Dans un communiqué, le syndicat des employés des hôpitaux gouvernementaux a exhorté le ministère des Finances à effectuer le suivi de ces versements, après leur approbation, la semaine dernière, par le ministre de la Santé, Hamad Hassan. "Plus de 80% des employés des établissements publics vivent sans salaire depuis plus d'un mois, malgré le fait qu'ils sont en première ligne contre la pandémie", a regretté le syndicat.
Il a appelé le ministre de la Santé à "intervenir personnellement" auprès du ministère des Finances afin que les fonds dus par l'Etat soient libérés afin de régler "la crise des salaires". Le syndicat a également demandé au ministre Hassan d'intervenir pour que les administrations de certains hôpitaux réticents mettent en oeuvre les augmentations de salaires dues aux employés depuis l'adoption d'une nouvelle grille des salaires pour les fonctionnaires.
Les hôpitaux publics et privés sont en crise depuis des années, au moment où les finances de l’État libanais sont à sec et que le pays connaît sa pire crise économique en trente ans.
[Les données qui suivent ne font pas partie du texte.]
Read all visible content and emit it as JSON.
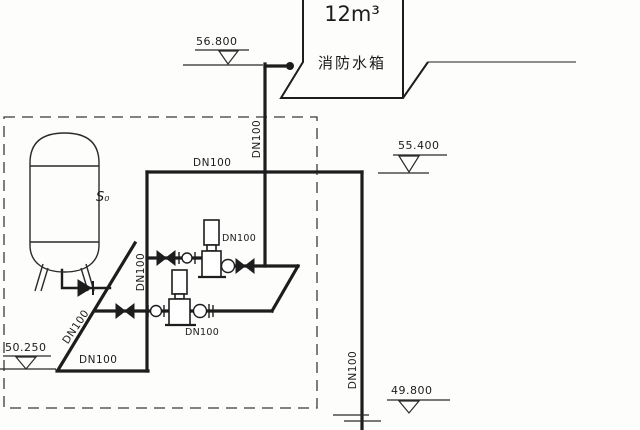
{
  "diagram": {
    "tank": {
      "volume": "12m³",
      "name": "消防水箱"
    },
    "vessel_label": "S₀",
    "elevations": {
      "tank_inlet": "56.800",
      "main_pipe": "55.400",
      "floor": "50.250",
      "riser_bottom": "49.800"
    },
    "pipe_labels": {
      "top_main": "DN100",
      "tank_riser": "DN100",
      "right_riser": "DN100",
      "suction_header": "DN100",
      "diagonal_suction": "DN100",
      "upper_pump": "DN100",
      "lower_pump": "DN100",
      "bottom_pipe": "DN100"
    },
    "colors": {
      "line": "#1d1d1d",
      "thin_line": "#2e2e2e",
      "background": "#fdfdfc"
    }
  }
}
Cette situation s'est davantage compliquée avec les conséquences de la pandémie du coronavirus. La semaine dernière, les employés de l'Hôpital gouvernemental Rafic Hariri, qui accueille de nombreux patients atteints du Covid-19, avaient organisé un sit-in devant l'établissement et menacé de suspendre le travail mercredi, même pour le traitement des malades atteints de coronavirus, si l'administration de l'hôpital ne leur versait pas leurs arriérés de salaires et ne réglait pas le problème des contractuels.